Mais le plus préoccupant reste le conflit d’intérêts flagrant qui découle de cette mainmise. Musk a désormais la capacité de modifier ou supprimer les agences fédérales qui encadrent ses propres entreprises, comme la FAA pour SpaceX, ou la NHTSA, l’OSHA et le NLRB pour Tesla. Une situation totalement contraire aux principes d’éthique gouvernementale.
Les règles fédérales sont pourtant sans équivoque : toute personne occupant un poste sensible au sein du gouvernement est tenue à l’écart des décisions pouvant affecter ses intérêts financiers personnels ou ceux de son entourage professionnel et familial. Pourtant, Elon Musk semble échapper à ces restrictions fondamentales, contournant ainsi l’un des principes clés de l’éthique gouvernementale.
En plus de cela, Musk n’a pas été soumis à l’examen financier habituellement requis pour détecter d’éventuels conflits d’intérêts, une étape pourtant incontournable pour les hauts responsables de l’État. Malgré cette absence de contrôle, il a tout de même obtenu une habilitation de sécurité de haut niveau, comme l’a révélé CNN cette semaine.
La Maison Blanche a officiellement clarifié son statut le 3 février, le désignant comme « employé spécial du gouvernement », une fonction non rémunérée et temporaire, ne devant normalement pas excéder 130 jours. Quant aux collaborateurs de Trump, ils affirment laisser à Musk la responsabilité d’identifier lui-même tout conflit d’intérêts potentiel. Une approche qui soulève de sérieuses questions sur la transparence et l’indépendance du processus décisionnel.
Elon Musk sous le feu des critiques pour conflits d’intérêts
La Maison-Blanche n’a pas répondu aux interrogations sur les liens d’Elon Musk avec la Chine, et les républicains du Congrès ne contestent pas, pour l’instant, son rôle au sein du DOGE. Les démocrates, en revanche, passent à l’offensive.
« Le double rôle de M. Musk – diriger une entreprise privée tout en exerçant une fonction publique – crée des conflits d’intérêts flagrants qui menacent certaines des institutions les plus fondamentales du pays et pourraient même enfreindre la loi fédérale », a dénoncé le sénateur Richard Blumenthal dans une lettre adressée à Brandon Earhart, avocat général de Tesla.
Blumenthal, membre de la sous-commission permanente des enquêtes de la Commission sur la Sécurité intérieure et les Affaires gouvernementales du Sénat des États-Unis, exige des précisions sur l’implication de Tesla dans le DOGE, la façon dont Musk a présenté son rôle au conseil d’administration de l’entreprise, ainsi que les éventuelles répercussions sur les contrats fédéraux obtenus par le constructeur automobile.
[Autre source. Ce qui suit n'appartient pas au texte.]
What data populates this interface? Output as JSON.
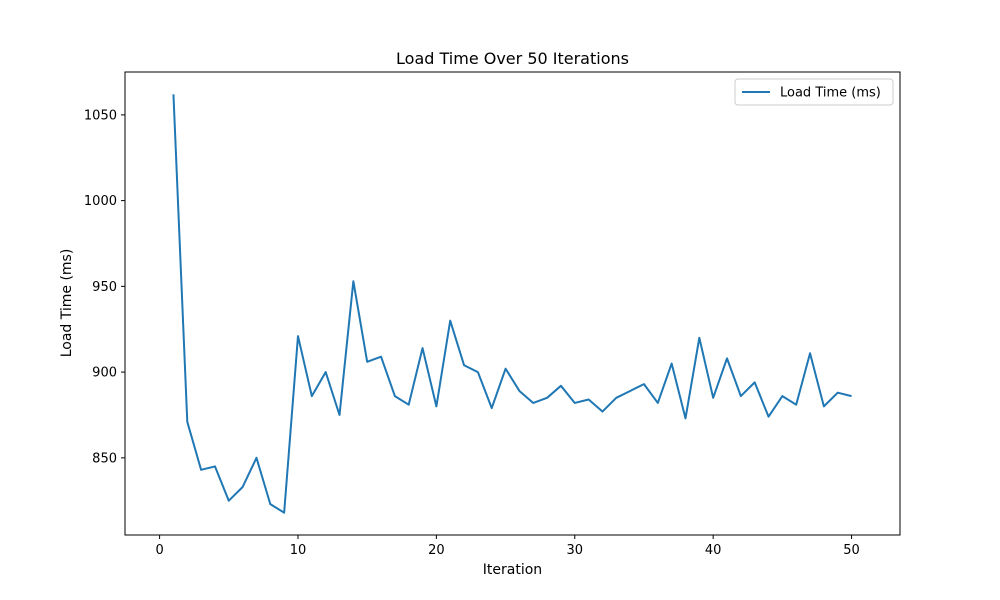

Il s’interroge également sur l’accès que Tesla pourrait avoir eu à des informations gouvernementales via les activités du DOGE.
L’affaire soulève de vives préoccupations sur l’influence croissante de Musk dans l’appareil d’État et les risques de conflits entre ses intérêts personnels et ses nouvelles responsabilités publiques.
Face aux graves conflits d’intérêts potentiels et au risque que Tesla enfreigne les règles éthiques, bénéficie d’un avantage concurrentiel déloyal ou viole la loi fédérale, les autorités exigent la conservation de tous les documents liés aux interactions de l’entreprise avec le DOGE ou ses représentants, a écrit le sénateur Richard Blumenthal.
Mercredi, le représentant démocrate Mark Pocan (Wisconsin) a introduit à la Chambre des représentants des États-Unis un projet de loi au titre évocateur : « Eliminate Looting of Our Nation by Mitigating Unethical State Kleptocracy (ELON MUSK) Act ». Cette proposition vise à interdire aux employés spéciaux du gouvernement – un statut dont bénéficie Musk – de recevoir des contrats fédéraux, une réponse directe aux préoccupations entourant son influence croissante.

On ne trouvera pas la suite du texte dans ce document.